As Rep. Ron Paul aptly summed up, "Despite the various pleas for federal correction of societal wrongs [including drug use and abuse], a national police force is neither prudent nor constitutional. The argument is that states are less effective than a centralized federal government in dealing with individuals who flee one state for another to avoid prosecution. The Constitution preserves the integrity of states, and provides the means for them to exact penalties from those who violate their laws, and the Constitution provides for the return of fugitives from one state to another. There is, of course, an inconvenience imposed upon states in working with one another, rather than relying on a national police force. But there is a greater cost to individual liberty from a centralized police power."

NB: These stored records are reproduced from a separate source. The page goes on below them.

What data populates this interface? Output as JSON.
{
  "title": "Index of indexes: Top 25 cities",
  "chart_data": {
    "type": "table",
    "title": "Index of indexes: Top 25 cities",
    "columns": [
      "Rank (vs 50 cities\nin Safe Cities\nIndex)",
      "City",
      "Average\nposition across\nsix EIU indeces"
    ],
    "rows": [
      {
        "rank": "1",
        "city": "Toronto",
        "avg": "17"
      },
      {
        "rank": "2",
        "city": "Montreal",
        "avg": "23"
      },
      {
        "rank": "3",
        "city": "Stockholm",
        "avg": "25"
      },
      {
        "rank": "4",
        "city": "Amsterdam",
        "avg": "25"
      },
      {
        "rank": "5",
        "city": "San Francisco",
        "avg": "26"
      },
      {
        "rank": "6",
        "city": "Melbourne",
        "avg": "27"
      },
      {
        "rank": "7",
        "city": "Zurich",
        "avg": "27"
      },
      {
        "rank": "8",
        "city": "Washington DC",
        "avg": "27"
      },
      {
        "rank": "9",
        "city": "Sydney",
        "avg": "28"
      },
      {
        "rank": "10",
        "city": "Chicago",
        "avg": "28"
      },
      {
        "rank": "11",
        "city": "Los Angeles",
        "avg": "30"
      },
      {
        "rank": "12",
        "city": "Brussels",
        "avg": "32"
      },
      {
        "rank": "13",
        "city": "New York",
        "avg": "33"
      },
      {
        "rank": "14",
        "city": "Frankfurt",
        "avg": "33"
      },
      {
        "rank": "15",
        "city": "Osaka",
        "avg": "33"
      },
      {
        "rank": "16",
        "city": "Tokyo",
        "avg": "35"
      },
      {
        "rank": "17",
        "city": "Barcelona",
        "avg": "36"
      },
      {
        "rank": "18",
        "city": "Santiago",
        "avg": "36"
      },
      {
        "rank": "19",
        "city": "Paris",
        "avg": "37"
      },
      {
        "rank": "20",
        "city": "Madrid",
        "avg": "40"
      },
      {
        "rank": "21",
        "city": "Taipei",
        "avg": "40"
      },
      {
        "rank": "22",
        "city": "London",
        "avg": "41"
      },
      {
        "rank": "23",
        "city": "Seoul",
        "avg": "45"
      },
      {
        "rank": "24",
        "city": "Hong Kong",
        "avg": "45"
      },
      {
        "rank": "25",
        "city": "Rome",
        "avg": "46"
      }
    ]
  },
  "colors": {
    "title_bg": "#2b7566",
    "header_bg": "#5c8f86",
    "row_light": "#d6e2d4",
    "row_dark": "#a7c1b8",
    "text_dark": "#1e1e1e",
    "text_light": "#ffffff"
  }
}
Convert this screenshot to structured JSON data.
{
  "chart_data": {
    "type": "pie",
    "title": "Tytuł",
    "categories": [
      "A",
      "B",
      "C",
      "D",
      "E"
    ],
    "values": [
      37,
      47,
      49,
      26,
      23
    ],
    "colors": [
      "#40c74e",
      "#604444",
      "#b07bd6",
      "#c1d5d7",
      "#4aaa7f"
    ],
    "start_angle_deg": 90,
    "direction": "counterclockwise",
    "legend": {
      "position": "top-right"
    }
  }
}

Upon review of the "total cost" of drug prohibition, and the constitutionality of this futile exercise, The Federalist takes the position that the current "war on drugs" presents a far greater risk to liberty than the use of drugs ever has or ever will. We favor restoration of federally separated and distributed drug laws and policing authorities, with nuanced, rational dispensing of proportionate justice that distinguishes addicts or abusers who harm only themselves from those whose drug profiteering injures or endangers others. As columnist Deroy Murdock observed: "The alternative is to continue a War on Drugs that has torched $146 billion since 1990 while rolling and smoking the Bill of Rights."